Il secondo dei “Klavierstücke op.114” di Felix Mendelssohn-Bartholdy è stato caratterizzato da una leggerezza vorticosa e brillante; attraverso suggestioni ora sognanti, ora rapidissime, si sono esplorate le innumerevoli possibilità date ai fiati (qui il fagotto svolge la parte originariamente assegnata al corno da bassetto); in particolare nell’andante, sonorità dolci, evocative, fiabesche e un po’ nostalgiche hanno dato vita a una danza che ha visto impegnati il clarinetto e il fagotto, mentre il pianoforte se ne sta sempre un po’ in disparte, intervenendo sì, ma in fondo lasciando fare.

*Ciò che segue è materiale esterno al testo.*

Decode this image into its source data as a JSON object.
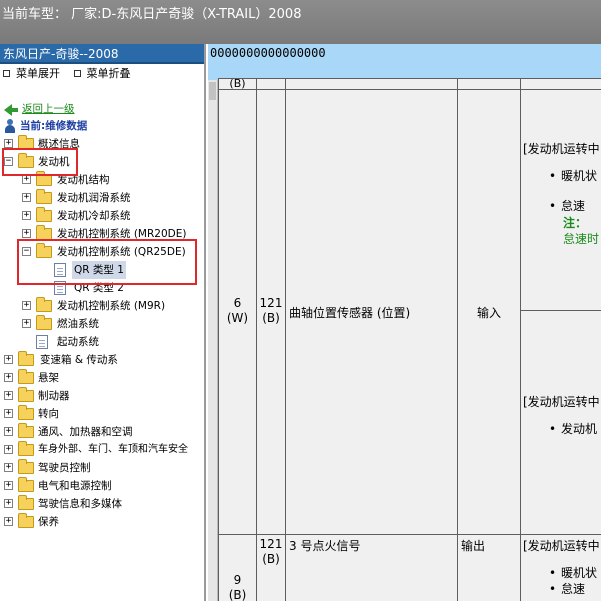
{
  "title_bar": {
    "text": "当前车型：  厂家:D-东风日产奇骏（X-TRAIL）2008"
  },
  "left_panel": {
    "header": "东风日产-奇骏--2008",
    "expand_menu": "菜单展开",
    "collapse_menu": "菜单折叠",
    "back_link": "返回上一级",
    "current_label": "当前:维修数据",
    "tree": [
      {
        "label": "概述信息",
        "type": "folder",
        "toggle": "+"
      },
      {
        "label": "发动机",
        "type": "folder",
        "toggle": "−"
      },
      {
        "label": "发动机结构",
        "type": "folder",
        "toggle": "+"
      },
      {
        "label": "发动机润滑系统",
        "type": "folder",
        "toggle": "+"
      },
      {
        "label": "发动机冷却系统",
        "type": "folder",
        "toggle": "+"
      },
      {
        "label": "发动机控制系统 (MR20DE)",
        "type": "folder",
        "toggle": "+"
      },
      {
        "label": "发动机控制系统 (QR25DE)",
        "type": "folder",
        "toggle": "−"
      },
      {
        "label": "QR 类型 1",
        "type": "page",
        "toggle": ""
      },
      {
        "label": "QR 类型 2",
        "type": "page",
        "toggle": ""
      },
      {
        "label": "发动机控制系统 (M9R)",
        "type": "folder",
        "toggle": "+"
      },
      {
        "label": "燃油系统",
        "type": "folder",
        "toggle": "+"
      },
      {
        "label": "起动系统",
        "type": "page",
        "toggle": ""
      },
      {
        "label": "变速箱 & 传动系",
        "type": "folder",
        "toggle": "+"
      },
      {
        "label": "悬架",
        "type": "folder",
        "toggle": "+"
      },
      {
        "label": "制动器",
        "type": "folder",
        "toggle": "+"
      },
      {
        "label": "转向",
        "type": "folder",
        "toggle": "+"
      },
      {
        "label": "通风、加热器和空调",
        "type": "folder",
        "toggle": "+"
      },
      {
        "label": "车身外部、车门、车顶和汽车安全",
        "type": "folder",
        "toggle": "+"
      },
      {
        "label": "驾驶员控制",
        "type": "folder",
        "toggle": "+"
      },
      {
        "label": "电气和电源控制",
        "type": "folder",
        "toggle": "+"
      },
      {
        "label": "驾驶信息和多媒体",
        "type": "folder",
        "toggle": "+"
      },
      {
        "label": "保养",
        "type": "folder",
        "toggle": "+"
      }
    ]
  },
  "right_panel": {
    "header_text": "0000000000000000",
    "top_partial": "(B)",
    "row1": {
      "terminal_no": "6",
      "terminal_color": "(W)",
      "ground_no": "121",
      "ground_color": "(B)",
      "description": "曲轴位置传感器 (位置)",
      "io": "输入",
      "cond1_header": "[发动机运转中",
      "cond1_item1": "暖机状",
      "cond1_item2": "怠速",
      "note_label": "注：",
      "note_text": "怠速时",
      "cond2_header": "[发动机运转中",
      "cond2_item1": "发动机"
    },
    "row2": {
      "terminal_no": "9",
      "terminal_color": "(B)",
      "ground_no": "121",
      "ground_color": "(B)",
      "description": "3 号点火信号",
      "io": "输出",
      "cond_header": "[发动机运转中",
      "cond_item1": "暖机状",
      "cond_item2": "怠速"
    }
  }
}
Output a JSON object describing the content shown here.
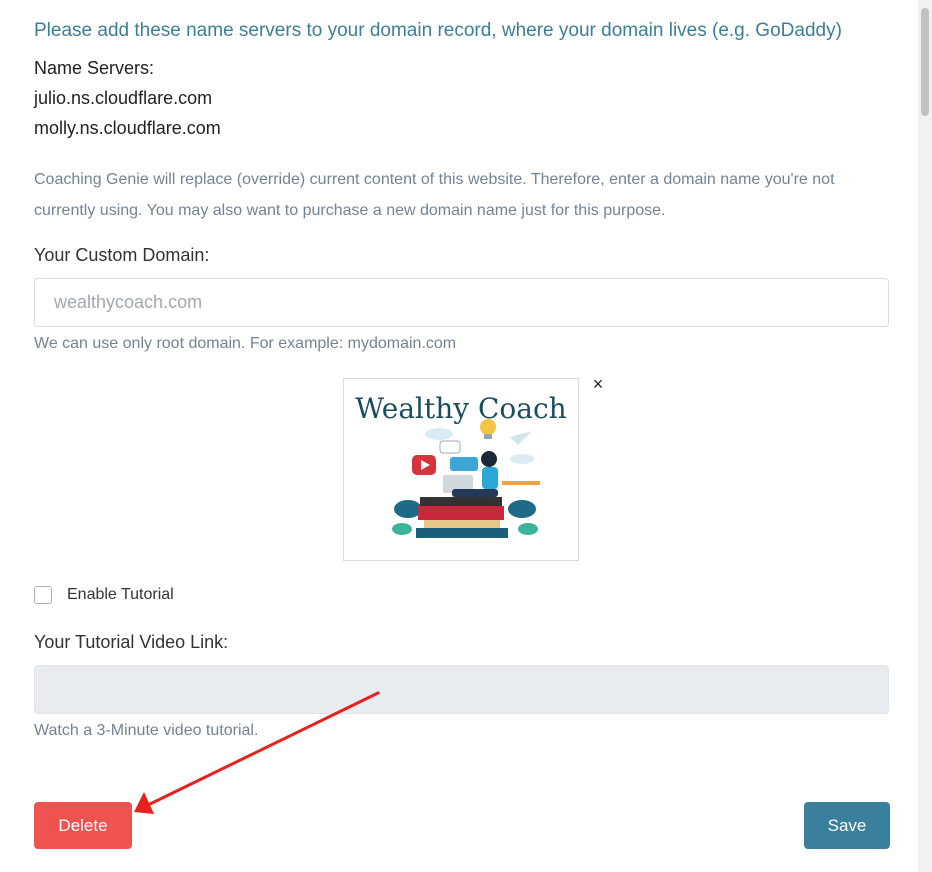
{
  "nameservers": {
    "instruction": "Please add these name servers to your domain record, where your domain lives (e.g. GoDaddy)",
    "label": "Name Servers:",
    "servers": [
      "julio.ns.cloudflare.com",
      "molly.ns.cloudflare.com"
    ]
  },
  "notice": "Coaching Genie will replace (override) current content of this website. Therefore, enter a domain name you're not currently using. You may also want to purchase a new domain name just for this purpose.",
  "custom_domain": {
    "label": "Your Custom Domain:",
    "placeholder": "wealthycoach.com",
    "value": "",
    "help": "We can use only root domain. For example: mydomain.com"
  },
  "logo": {
    "title": "Wealthy Coach",
    "remove_icon": "close-icon",
    "remove_glyph": "×"
  },
  "tutorial": {
    "checkbox_label": "Enable Tutorial",
    "checked": false,
    "video_label": "Your Tutorial Video Link:",
    "video_value": "",
    "help": "Watch a 3-Minute video tutorial."
  },
  "buttons": {
    "delete": "Delete",
    "save": "Save"
  },
  "colors": {
    "accent": "#3a8096",
    "delete": "#ef5350",
    "save": "#3a7f9c",
    "annotation_arrow": "#e8201e"
  }
}
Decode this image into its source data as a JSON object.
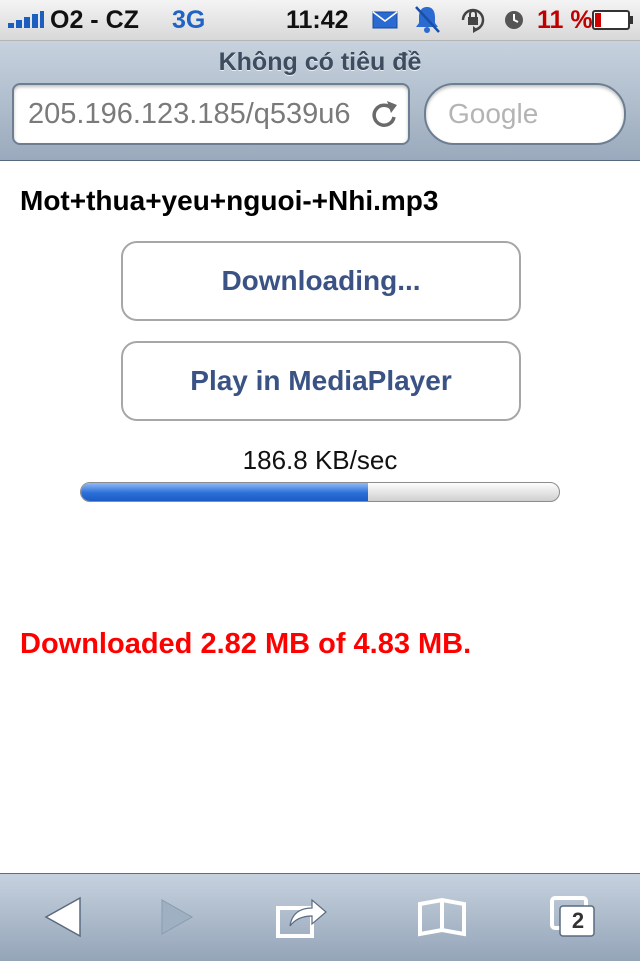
{
  "status_bar": {
    "carrier": "O2 - CZ",
    "network": "3G",
    "time": "11:42",
    "battery": "11 %",
    "icons": [
      "signal-bars-icon",
      "mail-icon",
      "mute-bell-icon",
      "rotation-lock-icon",
      "alarm-icon",
      "battery-icon"
    ],
    "battery_color": "#c00000"
  },
  "browser": {
    "page_title": "Không có tiêu đề",
    "url": "205.196.123.185/q539u6",
    "search_placeholder": "Google"
  },
  "download": {
    "filename": "Mot+thua+yeu+nguoi-+Nhi.mp3",
    "download_button": "Downloading...",
    "play_button": "Play in MediaPlayer",
    "speed": "186.8 KB/sec",
    "progress": 0.6,
    "status": "Downloaded 2.82 MB of 4.83 MB.",
    "status_color": "#ff0000"
  },
  "toolbar": {
    "icons": [
      "back-arrow-icon",
      "forward-arrow-icon",
      "share-icon",
      "bookmarks-icon",
      "pages-icon"
    ],
    "pages_count": "2"
  }
}
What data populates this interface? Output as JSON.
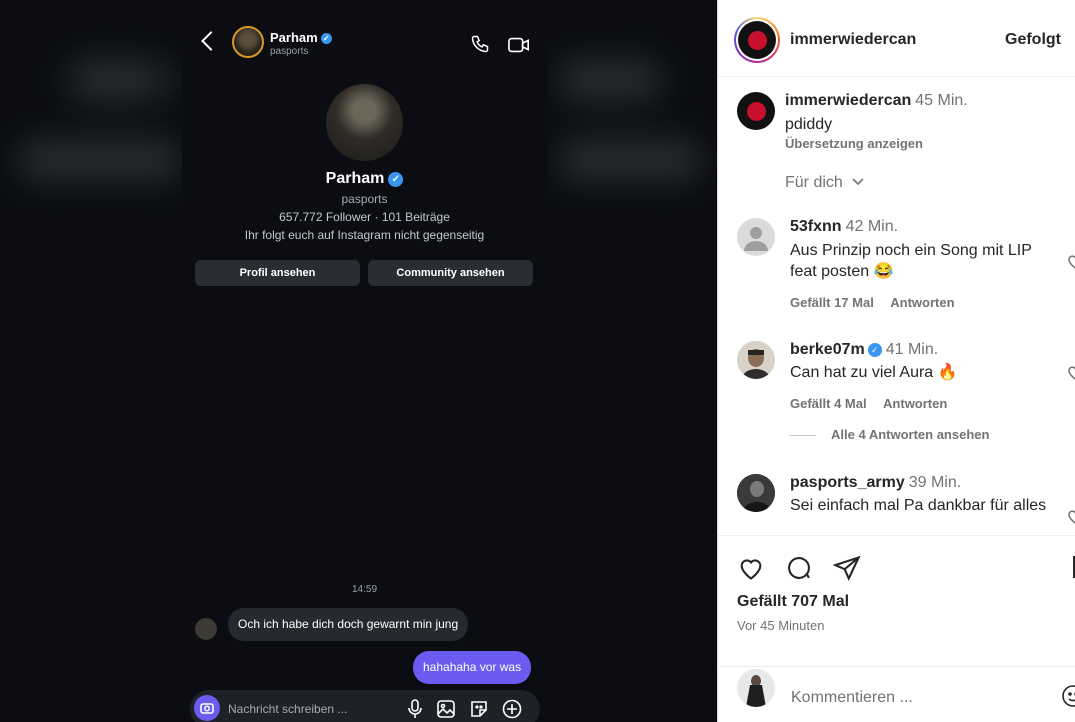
{
  "dm": {
    "header_name": "Parham",
    "header_user": "pasports",
    "profile_name": "Parham",
    "profile_user": "pasports",
    "profile_stats": "657.772 Follower · 101 Beiträge",
    "profile_mutual": "Ihr folgt euch auf Instagram nicht gegenseitig",
    "btn_profile": "Profil ansehen",
    "btn_community": "Community ansehen",
    "timestamp": "14:59",
    "msg_in": "Och ich habe dich doch gewarnt min jung",
    "msg_out": "hahahaha vor was",
    "composer_placeholder": "Nachricht schreiben ..."
  },
  "post": {
    "owner": "immerwiedercan",
    "follow_label": "Gefolgt",
    "caption_user": "immerwiedercan",
    "caption_time": "45 Min.",
    "caption_text": "pdiddy",
    "translate": "Übersetzung anzeigen",
    "sort_label": "Für dich",
    "comments": [
      {
        "user": "53fxnn",
        "time": "42 Min.",
        "text": "Aus Prinzip noch ein Song mit LIP feat posten 😂",
        "likes": "Gefällt 17 Mal",
        "reply": "Antworten"
      },
      {
        "user": "berke07m",
        "time": "41 Min.",
        "text": "Can hat zu viel Aura 🔥",
        "likes": "Gefällt 4 Mal",
        "reply": "Antworten",
        "view_replies": "Alle 4 Antworten ansehen"
      },
      {
        "user": "pasports_army",
        "time": "39 Min.",
        "text": "Sei einfach mal Pa dankbar für alles"
      }
    ],
    "likes_total": "Gefällt 707 Mal",
    "time_ago": "Vor 45 Minuten",
    "comment_placeholder": "Kommentieren ..."
  }
}
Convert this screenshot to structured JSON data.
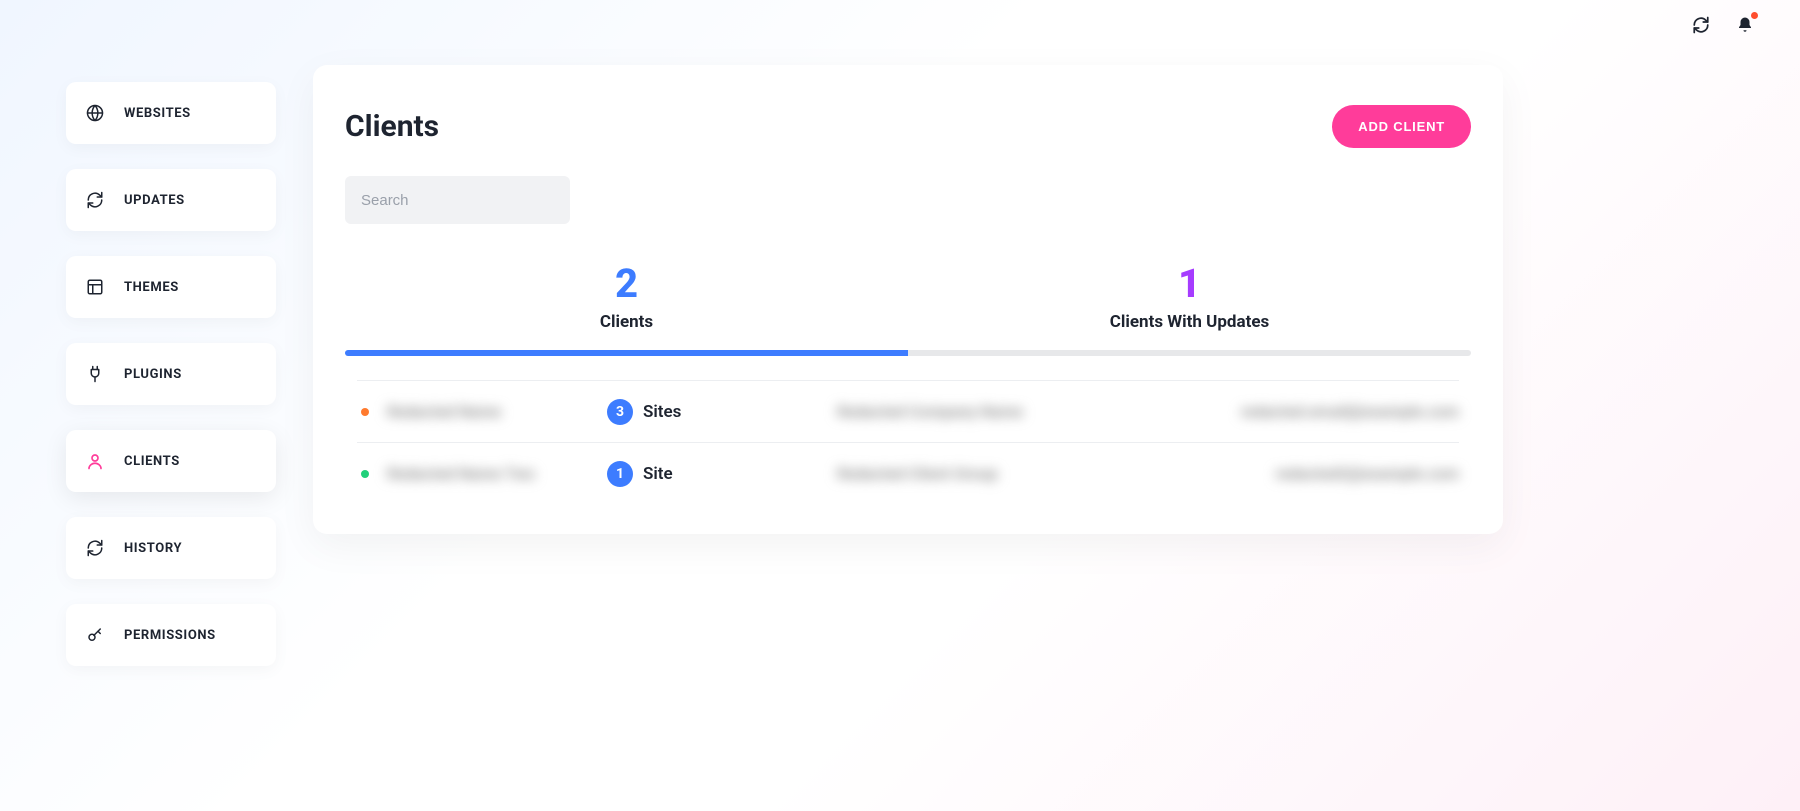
{
  "sidebar": {
    "items": [
      {
        "label": "WEBSITES"
      },
      {
        "label": "UPDATES"
      },
      {
        "label": "THEMES"
      },
      {
        "label": "PLUGINS"
      },
      {
        "label": "CLIENTS"
      },
      {
        "label": "HISTORY"
      },
      {
        "label": "PERMISSIONS"
      }
    ]
  },
  "header": {
    "title": "Clients",
    "add_button": "ADD CLIENT"
  },
  "search": {
    "placeholder": "Search"
  },
  "tabs": {
    "clients": {
      "count": "2",
      "label": "Clients"
    },
    "with_updates": {
      "count": "1",
      "label": "Clients With Updates"
    }
  },
  "rows": [
    {
      "status": "orange",
      "name": "Redacted Name",
      "site_count": "3",
      "site_word": "Sites",
      "company": "Redacted Company Name",
      "email": "redacted.email@example.com"
    },
    {
      "status": "green",
      "name": "Redacted Name Two",
      "site_count": "1",
      "site_word": "Site",
      "company": "Redacted Client Group",
      "email": "redacted2@example.com"
    }
  ]
}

Il concerto si è concluso con il “Trio ‘Pathetique’ in re minore” di Michail Ivanovič Glinka, dominato da un’elegante e briosa convergenza tra gli opposti: nostalgie solari, drammaticità brillanti, lirismi assertivi, con il “Maestoso risoluto” in cui le tre voci si mescolano sfociando in un ideale “pas de trois” prima dell’ “Allegro” finale carico di tonalità luminose.
Un bis di tutto rispetto e perfettamente in linea con l’intero programma ha concluso la serata: il Terzo Tempo del “Trio per clarinetto, violoncello (qui è di nuovo il fagotto a prenderne le parti) e pianoforte di Nino Rota.